Common Features of a Green Home

Some Homes are Certified as Green Homes while others are homes with Green Features. You can live a Green Lifestyle and live in a resource efficient & energy efficient home without certifying your home as Green or buying a Home with a known certification.

If you desire to live in a property that incorporates systems and features that lower your utility bills, minimize your carbon footprint, and improve your overall health and comfort, then you’re likely seeking a Certied Green Home or a Home with Green Features.

Where to Start

There’s a vast array of strategies you can implement to achieve energy and resource efficiency.

You can start with small, inexpensive upgrades, which include changing out incandescent light bulbs with new LED lights. You can also install high-efficient water measures, such as 1.5gpm Shower Heads and Kitchen and Bathroom faucet aerators.

Now that you’ve started with some easy retrofits you can begin looking into installing a Smart Thermostats and less visible elements such as weather stripping, efficient insulation, and air sealing. These will make your home more efficient and more comfortable.

Large more costly projects include heating furnaces, solar panels, and triple-pane windows, which will certainly provide larger financial and environmental gains.

Newly Constructed Homes

New homes are built to higher standards and these standards improve new homes efficiency with each new iteration of the International Energy Conservation Code® (IECC®). Green Builders today consider all aspects of the construction and attempt to ensure that a property’s design, layout, and systems work in concert to create a functional, comfortable setting that addresses environmental concerns.

How to Locate Green Features in your Home

Creating a green home goes beyond just reducing your carbon footprint or saving on energy costs. It’s about creating a healthy and sustainable living environment. Here’s a guide on how to locate green features in your home.

1. Energy-Efficient Appliances: Look for Energy Star-rated appliances in your home. These appliances use less energy than standard models, saving you money on utility bills and reducing your carbon footprint.

2. Insulation: Proper insulation in the walls, roof, and floors of your home can significantly reduce energy consumption. Check for insulation in your attic, basement, and exterior walls.

3. Solar Panels: If your home has solar panels, it’s a big green feature. Solar panels convert sunlight into electricity, reducing your dependence on fossil fuels.

4. Water-Saving Features: Check your bathrooms and kitchen for water-efficient fixtures like low-flow showerheads, faucet aerators, and dual-flush toilets. Also, look for Energy Star-rated washing machines and dishwashers that use less water.

5. Sustainable Materials: Sustainable materials reduce the impact on the environment. Check your home’s construction materials, furniture, and decor. Look for reclaimed wood, bamboo, recycled metal or glass, and other eco-friendly materials.

6. LED Lighting: LED lights use up to 80% less energy than traditional incandescent bulbs and last up to 25 times longer. Check the light bulbs in your home. If they’re not LEDs, consider switching them out.

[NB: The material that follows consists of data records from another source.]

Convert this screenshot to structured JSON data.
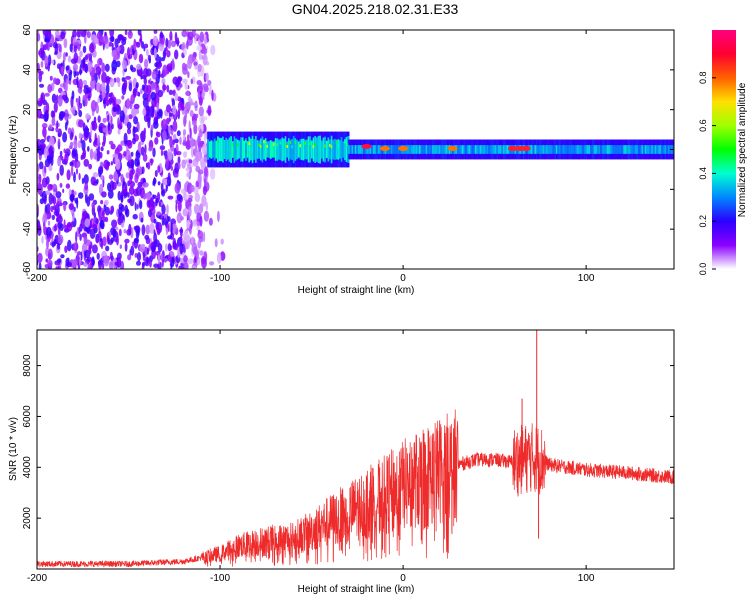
{
  "figure": {
    "title": "GN04.2025.218.02.31.E33"
  },
  "chart_data": [
    {
      "type": "heatmap",
      "xlabel": "Height of straight line (km)",
      "ylabel": "Frequency (Hz)",
      "xlim": [
        -200,
        148
      ],
      "ylim": [
        -60,
        60
      ],
      "xticks": [
        -200,
        -100,
        0,
        100
      ],
      "yticks": [
        -60,
        -40,
        -20,
        0,
        20,
        40,
        60
      ],
      "colorbar": {
        "label": "Normalized spectral amplitude",
        "range": [
          0.0,
          1.0
        ],
        "ticks": [
          0.0,
          0.2,
          0.4,
          0.6,
          0.8
        ],
        "tick_labels": [
          "0.0",
          "0.2",
          "0.4",
          "0.6",
          "0.8"
        ],
        "colormap": [
          "#ffffff",
          "#8a00ff",
          "#2a00ff",
          "#0088ff",
          "#00ffd0",
          "#00ff00",
          "#c8ff00",
          "#ffd000",
          "#ff4000",
          "#ff0050"
        ]
      },
      "regions": [
        {
          "x_range": [
            -200,
            -107
          ],
          "freq_range": [
            -60,
            60
          ],
          "amplitude": 0.12,
          "description_color": "#8a2be2"
        },
        {
          "x_range": [
            -107,
            -30
          ],
          "freq_range": [
            -9,
            9
          ],
          "amplitude": 0.35
        },
        {
          "x_range": [
            -30,
            148
          ],
          "freq_range": [
            -5,
            5
          ],
          "amplitude": 0.3
        }
      ],
      "hot_spots": [
        {
          "x": -20,
          "freq": 1.5,
          "amplitude": 0.98
        },
        {
          "x": -10,
          "freq": 0.5,
          "amplitude": 0.85
        },
        {
          "x": 0,
          "freq": 0.5,
          "amplitude": 0.85
        },
        {
          "x": 27,
          "freq": 0.5,
          "amplitude": 0.85
        },
        {
          "x": 60,
          "freq": 0.5,
          "amplitude": 0.95
        },
        {
          "x": 64,
          "freq": 0.5,
          "amplitude": 0.95
        },
        {
          "x": 67,
          "freq": 0.5,
          "amplitude": 0.95
        }
      ]
    },
    {
      "type": "line",
      "xlabel": "Height of straight line (km)",
      "ylabel": "SNR (10 * v/v)",
      "xlim": [
        -200,
        148
      ],
      "ylim": [
        0,
        9400
      ],
      "xticks": [
        -200,
        -100,
        0,
        100
      ],
      "yticks": [
        2000,
        4000,
        6000,
        8000
      ],
      "color": "#ee2a2a",
      "series": [
        {
          "x": [
            -200,
            -150,
            -120,
            -100,
            -90,
            -75,
            -60,
            -50,
            -40,
            -30,
            -20,
            -10,
            0,
            10,
            20,
            30,
            40,
            50,
            60,
            65,
            70,
            75,
            80,
            90,
            100,
            120,
            148
          ],
          "values": [
            200,
            200,
            300,
            600,
            900,
            1100,
            1200,
            1500,
            1900,
            2200,
            2600,
            2900,
            3300,
            3600,
            3900,
            4100,
            4300,
            4300,
            4200,
            4300,
            4400,
            4300,
            4100,
            4000,
            3900,
            3800,
            3600
          ]
        }
      ],
      "peaks": [
        {
          "x": 65,
          "value": 6700
        },
        {
          "x": 73,
          "value": 9400
        },
        {
          "x": 74,
          "value": 1200
        }
      ]
    }
  ]
}
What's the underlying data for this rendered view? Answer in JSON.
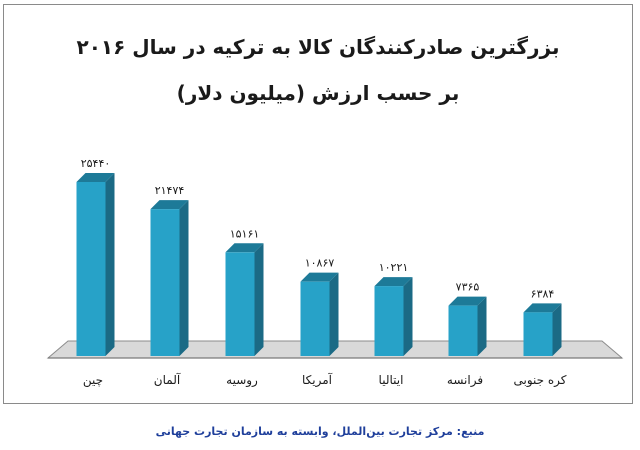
{
  "title_line1": "بزرگترین صادرکنندگان کالا به ترکیه در سال ۲۰۱۶",
  "title_line2": "بر حسب ارزش (میلیون دلار)",
  "source": "منبع: مرکز تجارت بین‌الملل، وابسته به سازمان تجارت جهانی",
  "colors": {
    "bar_front": "#27a2c8",
    "bar_side": "#1b6a85",
    "bar_top": "#1d7a98",
    "floor": "#d9d9d9",
    "floor_edge": "#8c8c8c"
  },
  "chart_data": {
    "type": "bar",
    "title": "بزرگترین صادرکنندگان کالا به ترکیه در سال ۲۰۱۶ بر حسب ارزش (میلیون دلار)",
    "categories": [
      "چین",
      "آلمان",
      "روسیه",
      "آمریکا",
      "ایتالیا",
      "فرانسه",
      "کره جنوبی"
    ],
    "values": [
      25440,
      21474,
      15161,
      10867,
      10221,
      7365,
      6384
    ],
    "value_labels": [
      "۲۵۴۴۰",
      "۲۱۴۷۴",
      "۱۵۱۶۱",
      "۱۰۸۶۷",
      "۱۰۲۲۱",
      "۷۳۶۵",
      "۶۳۸۴"
    ],
    "ylim": [
      0,
      25440
    ],
    "grid": false,
    "legend": "none",
    "three_d": true
  }
}
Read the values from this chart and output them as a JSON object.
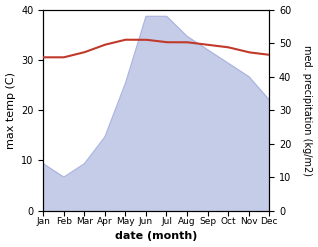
{
  "months": [
    "Jan",
    "Feb",
    "Mar",
    "Apr",
    "May",
    "Jun",
    "Jul",
    "Aug",
    "Sep",
    "Oct",
    "Nov",
    "Dec"
  ],
  "max_temp": [
    30.5,
    30.5,
    31.5,
    33.0,
    34.0,
    34.0,
    33.5,
    33.5,
    33.0,
    32.5,
    31.5,
    31.0
  ],
  "precipitation": [
    14,
    10,
    14,
    22,
    38,
    58,
    58,
    52,
    48,
    44,
    40,
    33
  ],
  "temp_color": "#c0392b",
  "precip_fill_color": "#c5cce8",
  "precip_line_color": "#aab4e0",
  "background_color": "#ffffff",
  "ylabel_left": "max temp (C)",
  "ylabel_right": "med. precipitation (kg/m2)",
  "xlabel": "date (month)",
  "ylim_left": [
    0,
    40
  ],
  "ylim_right": [
    0,
    60
  ],
  "yticks_left": [
    0,
    10,
    20,
    30,
    40
  ],
  "yticks_right": [
    0,
    10,
    20,
    30,
    40,
    50,
    60
  ]
}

7. Smart Thermostat: A smart thermostat learns your schedule and preferences, adjusting the temperature accordingly to save energy. If your home has one, it’s another green feature.

8. Natural Light and Ventilation: Homes with plenty of natural light and good ventilation reduce the need for artificial lighting and air conditioning. Check your home’s window placement, size, and type, as well as ventilation systems.

9. Rainwater Collection Systems: If your home has a rainwater collection system, you’re saving water by using it for gardening, toilet flushing, or other non-potable uses.

10. Green Roof or Living Wall: Green roofs or living walls—covered in vegetation—provide insulation, absorb rainwater, and help reduce air pollution.

Remember, every green feature in your home contributes to a healthier environment and can save you money in the long run. If you’re unsure about any green features, consider having a green home audit performed by a professional. This can provide a comprehensive look at your home’s environmental impact and offer suggestions for improvements.